As a designer at Spotify, the primary visual asset you work with is the artwork that represents content in the app. There is artwork for everything from albums, to playlists, to podcasts, to audiobooks. And that list is growing. But for a long time, the process for getting artwork into a design was painfully slow and problematic. Unsatisfied with the existing tools available, I began investigating a better solution. This led to building the now widely used Spotify Figma plugin, which I've continued to maintain and improve it over the years since its release.
I surveyed other designers to see how they were getting artwork into designs, and responses included taking screenshots of the desktop app, taking screenshots on a phone and emailing yourself, using web inspector to download the artwork from the web player, and even Google image search.
Beyond being being laborious, these methods produced poor results. Images could be low resolution or overly compressed. And worse, they could be outdated or even the wrong artwork altogether. Google image search can turn up some odd results. And once downloaded, it still involved multiple additional steps to get images into the right spot in a design.
The ideal solution I believed would consist of three things: it would retrieve accurate and up-to-date artwork, the images would be high resolution, and the workflow would involve as few steps as possible.
Having built Sketch and Figma plugins in the past, a Figma plugin felt like the obvious solution. It would allow for retrieving artwork without ever needing to switch apps. Also, Figma makes it really easy to build plugins, and Spotify’s web API is excellent and well-documented. So, I got started.
The initial version was simply a text box. It took a search term, and filled a layer with the artwork for the top result returned. To start, it only supported albums.
Even with this very limited functionality, it was clear right away that it was an improvement from the previous methods. I shared the proof of concept to gather feedback, and other designers started using it immediately in their day-to-day work. Then came requests for new features and content types.
The first version worked, but its limitations grew more apparent the more people used it. There was no indication of what exactly you were going to get before filling a layer, and it was easy to mistype and get the wrong album. And if there were multiple albums with the similar names, there was no way to specify which to use. The plugin needed a search interface.
I looked to other applications for examples of what I thought made a great search experience. Two that had a lot of inspiration to offer were Chrome’s location bar and Spotlight in macOS.
What made these great was their quick display of relevant results as you typed, which only required partial input, and their easy keyboard navigability. I took the elements that worked well from these and applied them to the plugin. The result was a dramatic improvement.
Albums results appear instantly as you type. You can search by name or by artist, or even both. For example, if searching "dreamland" or "glass" doesn't immediately get you Dreamland by Glass Animals, you could enter a combination like "dream glass" to get exactly what you are looking for.
Now that the fundamental functionality was solid, the next order of business was extending the plugin to cover all content types. Luckily, Spotify’s web API provides all of this. In addition to albums, support was added for artists, tracks, playlists, podcasts, podcast episodes, and audiobook covers.
Another common visual element in the app that Spotify designers work with is extracted color. Color extraction allows us to programmatically sample colors from artwork, which we use in a variety of ways across our platforms to create a more expressive experience.
But working with extracted color in a design was not easy. Sure, you could use the color picking tool to pull something believable and nice looking, but this was not the same as what was in the product. Many designers did just this, but it led to inaccurate, overly-optimistic design choices that often only handled ideal cases. A better solution would be to somehow get the same extracted color the app uses.

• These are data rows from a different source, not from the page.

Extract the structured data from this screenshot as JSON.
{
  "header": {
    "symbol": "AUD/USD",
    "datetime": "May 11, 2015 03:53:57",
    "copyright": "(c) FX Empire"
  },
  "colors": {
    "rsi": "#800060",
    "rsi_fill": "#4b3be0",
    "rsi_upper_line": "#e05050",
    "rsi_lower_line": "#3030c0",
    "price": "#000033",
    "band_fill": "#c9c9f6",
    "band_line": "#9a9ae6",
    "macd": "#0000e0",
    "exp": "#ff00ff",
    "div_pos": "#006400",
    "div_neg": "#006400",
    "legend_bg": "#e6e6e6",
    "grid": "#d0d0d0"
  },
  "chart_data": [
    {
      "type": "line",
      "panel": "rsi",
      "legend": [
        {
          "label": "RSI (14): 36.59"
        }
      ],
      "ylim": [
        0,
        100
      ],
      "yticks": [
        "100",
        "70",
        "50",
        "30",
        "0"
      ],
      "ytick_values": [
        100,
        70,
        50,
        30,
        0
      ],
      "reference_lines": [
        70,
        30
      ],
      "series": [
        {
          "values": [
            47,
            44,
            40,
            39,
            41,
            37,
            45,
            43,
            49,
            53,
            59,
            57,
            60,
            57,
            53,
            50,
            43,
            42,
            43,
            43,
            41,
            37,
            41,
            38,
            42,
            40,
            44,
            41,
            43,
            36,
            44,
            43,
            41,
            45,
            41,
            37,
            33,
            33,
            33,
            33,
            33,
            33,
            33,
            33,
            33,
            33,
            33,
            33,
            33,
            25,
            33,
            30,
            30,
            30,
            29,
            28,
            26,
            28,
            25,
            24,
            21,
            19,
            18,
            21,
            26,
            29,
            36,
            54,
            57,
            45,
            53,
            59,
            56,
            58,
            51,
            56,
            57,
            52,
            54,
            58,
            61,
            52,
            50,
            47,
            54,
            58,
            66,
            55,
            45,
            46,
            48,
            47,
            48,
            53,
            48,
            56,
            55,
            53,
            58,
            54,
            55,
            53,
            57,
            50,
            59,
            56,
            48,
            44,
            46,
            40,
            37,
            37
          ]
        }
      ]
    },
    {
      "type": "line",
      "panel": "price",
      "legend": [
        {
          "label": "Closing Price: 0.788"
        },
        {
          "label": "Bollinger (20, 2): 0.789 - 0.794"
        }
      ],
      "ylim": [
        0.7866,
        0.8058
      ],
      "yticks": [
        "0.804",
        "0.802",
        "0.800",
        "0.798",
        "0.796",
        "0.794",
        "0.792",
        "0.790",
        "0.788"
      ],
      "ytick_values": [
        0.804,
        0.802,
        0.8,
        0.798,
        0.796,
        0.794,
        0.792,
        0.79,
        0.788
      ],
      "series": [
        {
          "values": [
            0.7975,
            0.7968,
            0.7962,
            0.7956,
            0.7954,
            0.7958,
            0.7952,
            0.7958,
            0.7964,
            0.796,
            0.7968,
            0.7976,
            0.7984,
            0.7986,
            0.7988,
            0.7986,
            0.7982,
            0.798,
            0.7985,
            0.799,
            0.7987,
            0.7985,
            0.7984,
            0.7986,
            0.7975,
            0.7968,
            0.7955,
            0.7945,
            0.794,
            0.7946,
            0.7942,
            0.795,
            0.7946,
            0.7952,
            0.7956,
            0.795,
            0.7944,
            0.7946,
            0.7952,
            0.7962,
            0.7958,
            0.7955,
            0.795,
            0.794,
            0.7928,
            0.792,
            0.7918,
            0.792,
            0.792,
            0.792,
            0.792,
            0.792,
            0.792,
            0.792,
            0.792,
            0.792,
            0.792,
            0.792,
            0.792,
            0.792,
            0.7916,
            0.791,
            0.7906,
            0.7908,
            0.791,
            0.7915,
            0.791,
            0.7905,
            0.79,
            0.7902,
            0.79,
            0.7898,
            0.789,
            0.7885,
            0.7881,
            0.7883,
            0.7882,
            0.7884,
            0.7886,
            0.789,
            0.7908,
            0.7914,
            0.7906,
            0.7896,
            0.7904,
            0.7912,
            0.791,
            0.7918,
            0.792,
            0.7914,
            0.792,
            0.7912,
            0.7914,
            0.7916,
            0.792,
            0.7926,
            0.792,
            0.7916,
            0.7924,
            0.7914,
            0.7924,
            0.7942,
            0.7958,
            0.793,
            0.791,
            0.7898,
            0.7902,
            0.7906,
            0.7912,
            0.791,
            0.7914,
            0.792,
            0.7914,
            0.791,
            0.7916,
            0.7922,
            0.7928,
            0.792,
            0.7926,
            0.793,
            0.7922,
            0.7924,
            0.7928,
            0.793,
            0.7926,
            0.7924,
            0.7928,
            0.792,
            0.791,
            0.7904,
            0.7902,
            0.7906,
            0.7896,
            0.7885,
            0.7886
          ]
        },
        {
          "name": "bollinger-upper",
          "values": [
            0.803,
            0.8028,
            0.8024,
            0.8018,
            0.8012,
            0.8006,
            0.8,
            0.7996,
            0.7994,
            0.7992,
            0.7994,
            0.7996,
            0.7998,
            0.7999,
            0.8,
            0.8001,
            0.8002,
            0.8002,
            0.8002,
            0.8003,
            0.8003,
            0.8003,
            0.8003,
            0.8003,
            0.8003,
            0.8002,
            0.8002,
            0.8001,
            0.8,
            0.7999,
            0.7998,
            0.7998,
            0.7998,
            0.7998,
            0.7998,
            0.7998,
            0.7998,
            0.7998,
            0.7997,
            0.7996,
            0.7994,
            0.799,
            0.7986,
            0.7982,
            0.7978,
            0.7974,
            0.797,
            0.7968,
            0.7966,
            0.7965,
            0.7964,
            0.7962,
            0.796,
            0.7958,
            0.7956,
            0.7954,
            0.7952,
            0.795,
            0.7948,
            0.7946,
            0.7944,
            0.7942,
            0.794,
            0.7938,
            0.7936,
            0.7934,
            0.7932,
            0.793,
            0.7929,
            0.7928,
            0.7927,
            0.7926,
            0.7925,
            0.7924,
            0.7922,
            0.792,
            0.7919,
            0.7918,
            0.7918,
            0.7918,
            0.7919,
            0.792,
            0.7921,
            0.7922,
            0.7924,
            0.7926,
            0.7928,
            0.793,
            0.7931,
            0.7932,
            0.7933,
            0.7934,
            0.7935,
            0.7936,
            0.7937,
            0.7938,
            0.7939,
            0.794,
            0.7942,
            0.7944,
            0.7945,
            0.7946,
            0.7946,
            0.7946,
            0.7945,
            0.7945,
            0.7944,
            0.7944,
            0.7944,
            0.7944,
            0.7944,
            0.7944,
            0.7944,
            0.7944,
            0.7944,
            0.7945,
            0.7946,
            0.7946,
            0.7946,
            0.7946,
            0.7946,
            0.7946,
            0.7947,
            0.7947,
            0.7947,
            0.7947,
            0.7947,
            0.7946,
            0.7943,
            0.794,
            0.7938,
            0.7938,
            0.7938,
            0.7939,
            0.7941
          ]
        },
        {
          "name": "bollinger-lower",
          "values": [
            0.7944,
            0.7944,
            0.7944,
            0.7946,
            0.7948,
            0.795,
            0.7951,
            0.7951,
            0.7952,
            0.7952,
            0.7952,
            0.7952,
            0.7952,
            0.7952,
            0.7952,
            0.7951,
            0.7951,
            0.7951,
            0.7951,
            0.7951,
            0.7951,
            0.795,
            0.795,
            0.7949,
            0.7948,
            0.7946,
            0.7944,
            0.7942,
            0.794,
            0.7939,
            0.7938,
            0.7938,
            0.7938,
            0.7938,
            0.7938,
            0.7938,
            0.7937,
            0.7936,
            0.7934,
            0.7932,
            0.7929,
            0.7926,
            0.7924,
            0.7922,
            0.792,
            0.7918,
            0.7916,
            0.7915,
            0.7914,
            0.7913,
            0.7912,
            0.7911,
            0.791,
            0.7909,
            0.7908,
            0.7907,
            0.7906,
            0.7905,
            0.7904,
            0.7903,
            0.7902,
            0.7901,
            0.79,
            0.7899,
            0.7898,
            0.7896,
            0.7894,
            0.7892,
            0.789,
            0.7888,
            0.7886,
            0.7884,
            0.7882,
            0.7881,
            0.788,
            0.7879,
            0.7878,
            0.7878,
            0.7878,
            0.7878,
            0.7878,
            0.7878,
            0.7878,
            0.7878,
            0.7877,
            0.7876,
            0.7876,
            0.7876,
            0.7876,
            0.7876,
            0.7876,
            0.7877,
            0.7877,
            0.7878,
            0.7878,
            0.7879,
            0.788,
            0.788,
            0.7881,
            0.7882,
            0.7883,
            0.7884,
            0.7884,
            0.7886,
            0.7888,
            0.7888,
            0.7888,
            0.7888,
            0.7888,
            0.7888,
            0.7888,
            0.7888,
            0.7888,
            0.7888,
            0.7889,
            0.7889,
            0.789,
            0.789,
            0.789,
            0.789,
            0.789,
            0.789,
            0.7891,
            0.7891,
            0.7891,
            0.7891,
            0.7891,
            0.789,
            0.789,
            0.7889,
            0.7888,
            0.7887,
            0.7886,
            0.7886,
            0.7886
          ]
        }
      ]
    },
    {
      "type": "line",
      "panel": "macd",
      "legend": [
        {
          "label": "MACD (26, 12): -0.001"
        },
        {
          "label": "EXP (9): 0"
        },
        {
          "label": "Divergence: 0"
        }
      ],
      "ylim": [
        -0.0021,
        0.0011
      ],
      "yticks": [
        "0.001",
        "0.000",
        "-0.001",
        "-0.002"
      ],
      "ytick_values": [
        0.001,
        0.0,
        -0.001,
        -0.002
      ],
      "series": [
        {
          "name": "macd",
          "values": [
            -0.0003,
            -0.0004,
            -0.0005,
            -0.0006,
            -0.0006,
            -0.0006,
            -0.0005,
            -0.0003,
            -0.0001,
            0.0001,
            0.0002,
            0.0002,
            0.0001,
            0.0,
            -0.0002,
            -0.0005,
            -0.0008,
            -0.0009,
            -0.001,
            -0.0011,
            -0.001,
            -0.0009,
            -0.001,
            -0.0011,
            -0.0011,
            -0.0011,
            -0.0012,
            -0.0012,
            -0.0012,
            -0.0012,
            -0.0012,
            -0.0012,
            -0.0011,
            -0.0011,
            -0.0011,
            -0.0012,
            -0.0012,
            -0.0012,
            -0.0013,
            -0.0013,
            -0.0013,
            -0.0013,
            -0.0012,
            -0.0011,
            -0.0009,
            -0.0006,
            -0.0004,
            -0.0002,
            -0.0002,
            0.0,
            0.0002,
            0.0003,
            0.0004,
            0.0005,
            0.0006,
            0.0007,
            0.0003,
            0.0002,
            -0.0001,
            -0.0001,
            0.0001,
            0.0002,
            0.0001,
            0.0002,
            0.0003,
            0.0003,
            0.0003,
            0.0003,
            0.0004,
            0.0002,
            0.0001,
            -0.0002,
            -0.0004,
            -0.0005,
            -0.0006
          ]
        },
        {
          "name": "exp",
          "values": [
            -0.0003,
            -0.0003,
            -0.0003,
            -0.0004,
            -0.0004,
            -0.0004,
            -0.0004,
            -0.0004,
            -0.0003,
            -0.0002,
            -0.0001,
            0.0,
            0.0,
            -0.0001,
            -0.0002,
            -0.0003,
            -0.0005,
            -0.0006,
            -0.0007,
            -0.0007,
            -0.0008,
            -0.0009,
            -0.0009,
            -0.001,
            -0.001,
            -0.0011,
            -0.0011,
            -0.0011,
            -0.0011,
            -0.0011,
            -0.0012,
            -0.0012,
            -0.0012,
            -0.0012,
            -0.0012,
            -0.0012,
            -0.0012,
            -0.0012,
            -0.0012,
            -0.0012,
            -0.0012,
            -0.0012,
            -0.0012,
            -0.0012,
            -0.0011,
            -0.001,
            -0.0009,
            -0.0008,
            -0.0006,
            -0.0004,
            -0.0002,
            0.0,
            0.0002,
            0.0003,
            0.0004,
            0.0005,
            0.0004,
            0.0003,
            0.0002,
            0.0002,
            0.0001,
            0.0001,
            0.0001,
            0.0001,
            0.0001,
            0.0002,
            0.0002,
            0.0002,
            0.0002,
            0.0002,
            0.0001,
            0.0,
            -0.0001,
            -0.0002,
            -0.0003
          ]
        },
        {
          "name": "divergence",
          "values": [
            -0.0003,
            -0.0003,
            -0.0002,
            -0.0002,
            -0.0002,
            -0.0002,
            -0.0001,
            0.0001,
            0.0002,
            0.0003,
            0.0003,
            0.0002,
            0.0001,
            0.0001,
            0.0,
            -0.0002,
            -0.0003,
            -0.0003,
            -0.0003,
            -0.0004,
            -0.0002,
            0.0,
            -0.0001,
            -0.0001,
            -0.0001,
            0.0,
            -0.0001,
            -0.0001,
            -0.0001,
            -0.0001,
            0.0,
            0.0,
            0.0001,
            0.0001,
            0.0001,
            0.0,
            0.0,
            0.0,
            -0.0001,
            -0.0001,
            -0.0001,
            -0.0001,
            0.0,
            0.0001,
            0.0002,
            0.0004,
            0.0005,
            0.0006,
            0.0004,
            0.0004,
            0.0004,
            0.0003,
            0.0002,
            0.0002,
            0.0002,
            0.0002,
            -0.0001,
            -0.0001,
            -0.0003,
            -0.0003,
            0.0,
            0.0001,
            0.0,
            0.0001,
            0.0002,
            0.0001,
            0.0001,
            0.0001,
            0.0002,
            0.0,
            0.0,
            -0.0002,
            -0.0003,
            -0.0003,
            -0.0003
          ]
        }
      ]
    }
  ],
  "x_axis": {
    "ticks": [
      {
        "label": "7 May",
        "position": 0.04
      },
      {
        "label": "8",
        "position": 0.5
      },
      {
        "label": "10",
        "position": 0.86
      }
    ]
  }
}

However, the state of color extraction in the product had grown messy and complex. Different platforms, and even features within platforms had implemented their own extraction algorithms. It became impossible to maintain consistency across Spotify's many platforms. This also meant there was no clear best source to get a color for the purposes of design.
Luckily, this growing issue did not go unnoticed, and a project was prioritized to create a centralized color extraction service the various platforms could pull the same colors from. This was great news, since it meant there was a clear best source for colors, and the plugin could also hook into this service. I worked with the team to figure out how to connect the two. For every content type, the plugin now allows you to fill a layer with either an image or the extracted color.
A relatively recent Figma feature added, and one I'm particularly excited about, is video fills. It was also added to plugin API, which opened up new possibilities. There was a frequently requested content type I was unable to support up until this point called Canvas. Canvas videos are short animated clips that artists create to display alongside many of the songs on Spotify, which add another dimension of expression.
For the designers that worked with them, getting the assets into designs and prototypes was a huge pain point. A common solution was screen recording the app playing on a mobile device, transferring the video to a computer, converting it to a GIF, and dragging that into Figma. Some prototypes could have dozens of them, and populating them all could take upwards of an hour. With the addition of video fills, these videos could be made available in the plugin, and that hour task can now be done in under a minute.
From the beginning, I approached the project as many others at Spotify. I used qualitative research, in the form of surveys and user interviews, to guide which improvements and features to explore, and implemented analytics to understand how it is used. Mixpanel is used to track performance.
Today the plugin is used by over 400 employees, and has been run over 40,000 times over the last 12 months.